Too, they’re all hella fashion-forward women making sex-positive art.  TLC rocks a combination of R&B-influenced and queer-centric fashion (bespoke condom eye-wear promoting safe sex, butch-dyke hair tropes), pleather and light bondage fear, bold pattern combinations and tight, body-conscious glitter and glam). As for Gaga, we’ve got two more words for you: Jo Calderone.

 ‘Bout That Posh Life: Gaga Got Game

 Back to art-pop, R&B style: “Posh Life” takes the listener to church with soulful swagger. Gaga’s customary postmodern hat tip remains, as she plants shoutouts for queers and POC in the first verse:

“He just wanted something to eat /A place to love, a place to pray/In God we trust /And it’s okay/He said, “I’m black, Latin and gay/I went to them, they turned away.”

As Gaga growls and grinds through “Posh…,” she’s serving old school TLC as best as she can. Better than the real thing? That’s the beauty of a demo…it’s just a guide track.

What’s the song about, exactly: diversity, equality somehow embodied as posh? Who knows? Herein ies the charm of Lady Gaga. Self-admittedly, she’s so fascinated with the art and science of fame, fashionably posh living and perfect pop songs, when queers hear themselves reflected in her lyrics (Gasp! On the radio!), our response is primal and her tracks go viral.
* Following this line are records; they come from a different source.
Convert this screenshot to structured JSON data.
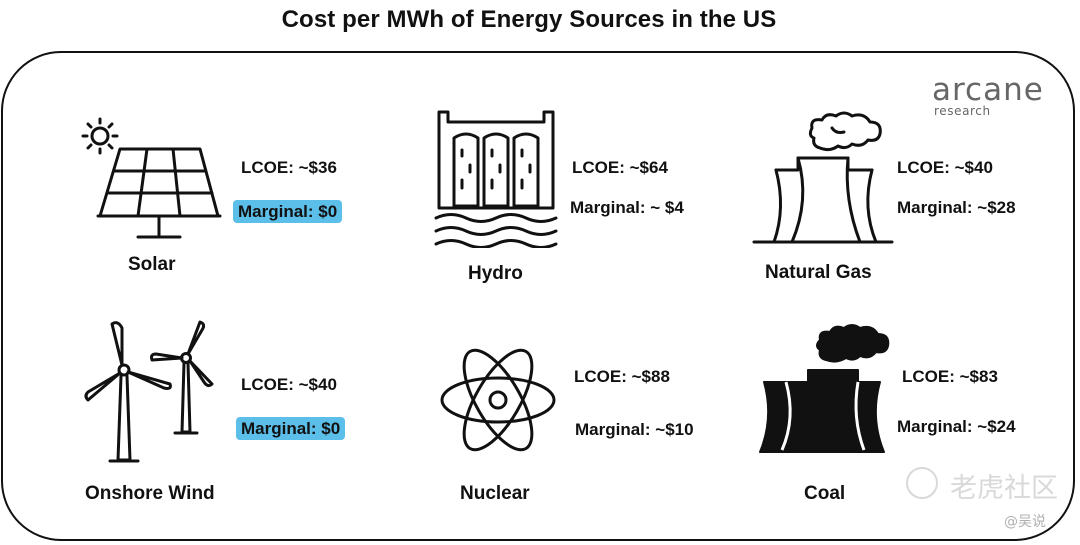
{
  "chart_data": {
    "type": "table",
    "title": "Cost per MWh of Energy Sources in the US",
    "brand": {
      "name": "arcane",
      "sub": "research",
      "color": "#666666"
    },
    "highlight_color": "#5bbfe9",
    "sources": [
      {
        "name": "Solar",
        "lcoe_label": "LCOE: ~$36",
        "marginal_label": "Marginal: $0",
        "lcoe": 36,
        "marginal": 0,
        "highlighted": true,
        "icon": "solar-panel-icon"
      },
      {
        "name": "Hydro",
        "lcoe_label": "LCOE: ~$64",
        "marginal_label": "Marginal: ~ $4",
        "lcoe": 64,
        "marginal": 4,
        "highlighted": false,
        "icon": "hydro-dam-icon"
      },
      {
        "name": "Natural Gas",
        "lcoe_label": "LCOE: ~$40",
        "marginal_label": "Marginal: ~$28",
        "lcoe": 40,
        "marginal": 28,
        "highlighted": false,
        "icon": "cooling-tower-outline-icon"
      },
      {
        "name": "Onshore Wind",
        "lcoe_label": "LCOE: ~$40",
        "marginal_label": "Marginal: $0",
        "lcoe": 40,
        "marginal": 0,
        "highlighted": true,
        "icon": "wind-turbine-icon"
      },
      {
        "name": "Nuclear",
        "lcoe_label": "LCOE: ~$88",
        "marginal_label": "Marginal: ~$10",
        "lcoe": 88,
        "marginal": 10,
        "highlighted": false,
        "icon": "atom-icon"
      },
      {
        "name": "Coal",
        "lcoe_label": "LCOE: ~$83",
        "marginal_label": "Marginal: ~$24",
        "lcoe": 83,
        "marginal": 24,
        "highlighted": false,
        "icon": "cooling-tower-solid-icon"
      }
    ]
  },
  "watermark": {
    "main": "老虎社区",
    "sub": "@吴说"
  }
}
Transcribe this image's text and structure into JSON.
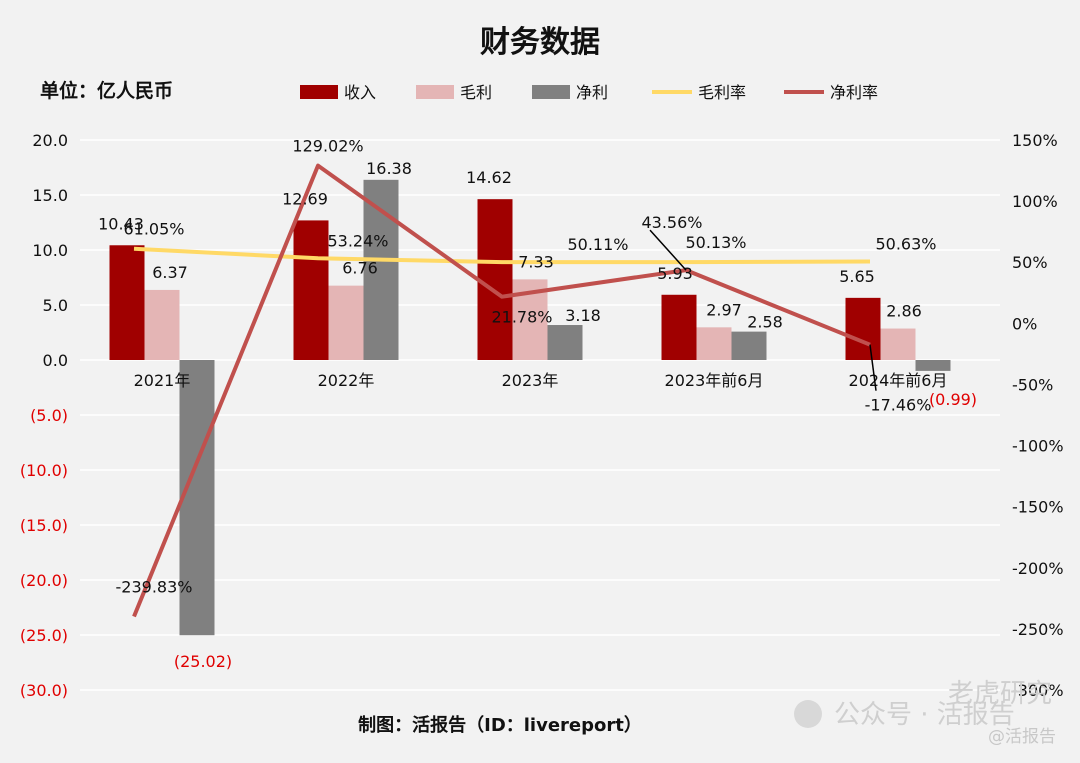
{
  "chart_data": {
    "type": "bar",
    "title": "财务数据",
    "unit_label": "单位：亿人民币",
    "categories": [
      "2021年",
      "2022年",
      "2023年",
      "2023年前6月",
      "2024年前6月"
    ],
    "y_left": {
      "ylim": [
        -30,
        20
      ],
      "ticks": [
        20,
        15,
        10,
        5,
        0,
        -5,
        -10,
        -15,
        -20,
        -25,
        -30
      ],
      "tick_labels": [
        "20.0",
        "15.0",
        "10.0",
        "5.0",
        "0.0",
        "(5.0)",
        "(10.0)",
        "(15.0)",
        "(20.0)",
        "(25.0)",
        "(30.0)"
      ]
    },
    "y_right": {
      "ylim": [
        -300,
        150
      ],
      "ticks": [
        150,
        100,
        50,
        0,
        -50,
        -100,
        -150,
        -200,
        -250,
        -300
      ],
      "tick_labels": [
        "150%",
        "100%",
        "50%",
        "0%",
        "-50%",
        "-100%",
        "-150%",
        "-200%",
        "-250%",
        "-300%"
      ]
    },
    "bar_series": [
      {
        "name": "收入",
        "color": "#a00000",
        "values": [
          10.43,
          12.69,
          14.62,
          5.93,
          5.65
        ],
        "labels": [
          "10.43",
          "12.69",
          "14.62",
          "5.93",
          "5.65"
        ]
      },
      {
        "name": "毛利",
        "color": "#e4b5b5",
        "values": [
          6.37,
          6.76,
          7.33,
          2.97,
          2.86
        ],
        "labels": [
          "6.37",
          "6.76",
          "7.33",
          "2.97",
          "2.86"
        ]
      },
      {
        "name": "净利",
        "color": "#808080",
        "values": [
          -25.02,
          16.38,
          3.18,
          2.58,
          -0.99
        ],
        "labels": [
          "(25.02)",
          "16.38",
          "3.18",
          "2.58",
          "(0.99)"
        ]
      }
    ],
    "line_series": [
      {
        "name": "毛利率",
        "color": "#ffd966",
        "values": [
          61.05,
          53.24,
          50.11,
          50.13,
          50.63
        ],
        "labels": [
          "61.05%",
          "53.24%",
          "50.11%",
          "50.13%",
          "50.63%"
        ]
      },
      {
        "name": "净利率",
        "color": "#c0504d",
        "values": [
          -239.83,
          129.02,
          21.78,
          43.56,
          -17.46
        ],
        "labels": [
          "-239.83%",
          "129.02%",
          "21.78%",
          "43.56%",
          "-17.46%"
        ]
      }
    ],
    "grid": true,
    "legend_position": "top"
  },
  "footer": {
    "credit": "制图：活报告（ID：livereport）"
  },
  "watermark": {
    "text": "公众号 · 活报告",
    "text2": "老虎研究",
    "handle": "@活报告"
  }
}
The messages are mixed, but this woman thanked “God and the gays” at an awards ceremony—so just dance!

Gaga’s version of the track’s got a light, sensual groove. Still, it would be ultra-pleasurable to hear a newly-reunited TLC bust these outwardly queer lyrics with their own twist.

TLC’s official Facebook page mourns the tragic death of former band mate Lisa “Left Eye” Lopes, who passed in 2002, while looking forward to brighter days. The group wrote: “Comin’ back with Lisa in our hearts…. We’re hard at work on new tracks and they’re gonna be some of our best ever.”

The “Crazy, Sexy Cool” movie trailer’s gorgeous and hypnotic. Have you seen it?